Inhalt
Nachdem sein Sohn auf tragische Weise ums Leben gekommen ist, entführt ein trauernder, gewalttätiger Vater das Kind, das vermutlich dafür verantwortlich ist, und löst damit eine wilde Fahndung aus, die von einem mächtigen Politiker angeheizt wird.
Kritik
Rache ist eines der besten Motive, die es in den Filmen überhaupt gibt, egal ob es nun darum geht einen toten Hund zu rächen (John Wick) oder Rache für den Tod eines Familienmitglieds zu nehmen. Aus irgendeinem Grund übt diese Thematik eine besondere Faszination auf Menschen aus und das aus einem guten Grund. Wenn man im wahren Leben Rache übt, dann landet man im Knast, doch wenn man sich einen Film ansieht, kann man seine Rachegelüste ausleben ohne, dass es für seine Mitmenschen gefährlich werden kann und das macht Rachefilme besonders attraktiv, sonst wären sie sicherlich bei weitem nicht so erfolgreich. Bei dem Film Blinde Vergeltung erwartet man grundsätzlich nicht viel und wird doch positiv überrascht, weil der Thriller einen von der ersten bis zu letzten Sekunde großartig unterhält und es schafft, die Spannung nicht nur gut aufzubauen, sondern sie auch konstant aufrechtzuerhalten. Schon der Einstieg in den Film ist großartig gewählt und der Plot-Twist ist hervorragend. Man fragt sich ständig: „Wer lügt und wer sagt die Wahrheit? Und sind die Dinge wirklich so, wie sie scheinen?“
Bei Blinde Vergeltung ist Rache nämlich nur die Spitze des Eisbergs und dahinter versteckt sich noch Korruption, ein Vertuschungsskandal und die Vergangenheit einzelner Figuren, die sie irgendwann mal einholt. Doch das allerbeste an dem Thriller ist die Beschäftigung mit "Victim-Offender Overlap", mit dem Phänomen, das besagt, dass Opfer von Straftaten selbst zu Tätern werden. Glücklicherweise wird nicht jedes Opfer zum Täter, doch der Risikofaktor von Opfern der Misshandlungen ist deutlich höher als bei anderen Menschen. Statistisch gesehen haben die meisten Täter in ihrer Vergangenheit Opfererfahrungen gemacht. Die frühen Erfahrungen, die man als Kind macht, können unser ganzes Leben beeinflussen. Genau darum geht es bei Blinde Vergeltung und gerade die Hintergrundgeschichten machen den Thriller tiefgründig und emotional. Es gibt hier keine klare Abgrenzung zwischen Opfer und Täter und auch die Frage der Schuld muss erst einmal geklärt werden. Hier gibt ein trauernder Vater einem Kind die Schuld an dem Tod seines Sohnes. Doch ist er wirklich der wahre Schuldige?

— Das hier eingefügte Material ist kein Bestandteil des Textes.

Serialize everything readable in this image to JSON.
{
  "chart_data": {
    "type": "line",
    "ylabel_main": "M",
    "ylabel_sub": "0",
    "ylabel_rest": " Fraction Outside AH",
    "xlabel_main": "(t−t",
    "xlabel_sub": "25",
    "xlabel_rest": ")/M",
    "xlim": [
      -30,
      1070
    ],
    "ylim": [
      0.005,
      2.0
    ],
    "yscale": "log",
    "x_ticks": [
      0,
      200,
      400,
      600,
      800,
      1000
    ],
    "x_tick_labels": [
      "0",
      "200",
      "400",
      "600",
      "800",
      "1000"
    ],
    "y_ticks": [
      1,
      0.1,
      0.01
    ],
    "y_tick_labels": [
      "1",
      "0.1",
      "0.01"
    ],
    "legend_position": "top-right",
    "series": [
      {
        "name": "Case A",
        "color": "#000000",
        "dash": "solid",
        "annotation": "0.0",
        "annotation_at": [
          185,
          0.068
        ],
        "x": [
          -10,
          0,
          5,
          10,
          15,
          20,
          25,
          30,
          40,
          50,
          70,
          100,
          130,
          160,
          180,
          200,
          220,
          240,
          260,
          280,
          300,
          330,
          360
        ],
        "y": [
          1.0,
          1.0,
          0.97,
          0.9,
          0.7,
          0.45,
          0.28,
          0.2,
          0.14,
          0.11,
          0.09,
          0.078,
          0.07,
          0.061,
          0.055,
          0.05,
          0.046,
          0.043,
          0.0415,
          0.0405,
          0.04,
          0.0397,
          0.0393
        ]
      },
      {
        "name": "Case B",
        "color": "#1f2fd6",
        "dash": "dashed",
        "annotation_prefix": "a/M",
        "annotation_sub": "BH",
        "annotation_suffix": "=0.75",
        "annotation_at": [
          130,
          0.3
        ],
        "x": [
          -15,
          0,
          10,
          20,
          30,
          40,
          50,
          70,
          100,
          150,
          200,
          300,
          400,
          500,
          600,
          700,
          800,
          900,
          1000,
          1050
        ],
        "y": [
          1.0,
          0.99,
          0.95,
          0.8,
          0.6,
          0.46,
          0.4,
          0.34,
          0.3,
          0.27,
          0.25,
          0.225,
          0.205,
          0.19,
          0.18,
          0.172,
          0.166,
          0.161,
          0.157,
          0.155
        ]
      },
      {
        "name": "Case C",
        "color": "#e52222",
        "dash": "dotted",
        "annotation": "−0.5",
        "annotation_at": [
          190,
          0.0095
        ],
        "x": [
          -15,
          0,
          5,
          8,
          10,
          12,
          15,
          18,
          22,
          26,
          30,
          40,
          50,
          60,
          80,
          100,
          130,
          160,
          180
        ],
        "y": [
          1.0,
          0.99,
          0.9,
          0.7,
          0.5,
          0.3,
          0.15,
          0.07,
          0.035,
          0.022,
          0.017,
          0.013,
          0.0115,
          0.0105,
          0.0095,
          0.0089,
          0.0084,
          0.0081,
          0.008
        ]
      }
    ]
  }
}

Dass ein primäres Racheobjekt ein kleiner Junge ist, macht den Film ungewöhnlich und interessant, weil das Maß der Aggressionen, die Calleb gegen den Jungen richtet, für die meisten Filme eher ungewöhnlich erscheint. Das macht die Handlung unberechenbar, weil Garrett Hedlund (Vier Brüder) so gut die Rolle des aufgebrachten Vaters spielt, dass man ihm zu hundert Prozent glaubt, dass er jeden Moment dem entführten Kind etwas Schlimmes antut. Durch sein überragendes Schauspiel gewinnt der Film definitiv an Authentizität und eine solche Herangehensweise ist definitiv nicht selbstverständlich, denn es gibt genug Filme, die immer wieder beweisen, dass es schwer ist Entführungen zu inszenieren, weil sie oft wie Teekränzchen bei Oma aussehen, auch wenn die Filme es vollkommen ernst meinen. Bei Blinde Vergeltung wird nicht lange gefackelt, bloß, weil ein Kinderdarsteller beteiligt ist und wenn doch gefackelt wird, dann nur als Foltermethode. Das führt dazu, dass man diesen Film ernst nehmen und sich von den spannenden Wendungen mitreißen lassen kann. Und der Film beantwortet sogar die Frage, die er selbst stellt: „Müssen wir uns immer an unseren schlimmsten Taten messen?“ Das müssen wir nicht, doch manche Menschen werden immer wieder von ihrer Vergangenheit eingeholt und auch das Aussprechen der Wahrheit wird nie etwas daran ändern können.
Fazit
Ein großartig inszenierter Thriller, der von der ersten bis zu letzten Sekunde spannend bleibt. „Blinde Vergeltung“ überzeugt nicht nur mit der hervorragenden schauspielerischen Leistung und überraschenden Wendungen, sondern auch mit seiner tiefgründigen Seite, die sich mit "Victim-Offender-Overlap" befasst.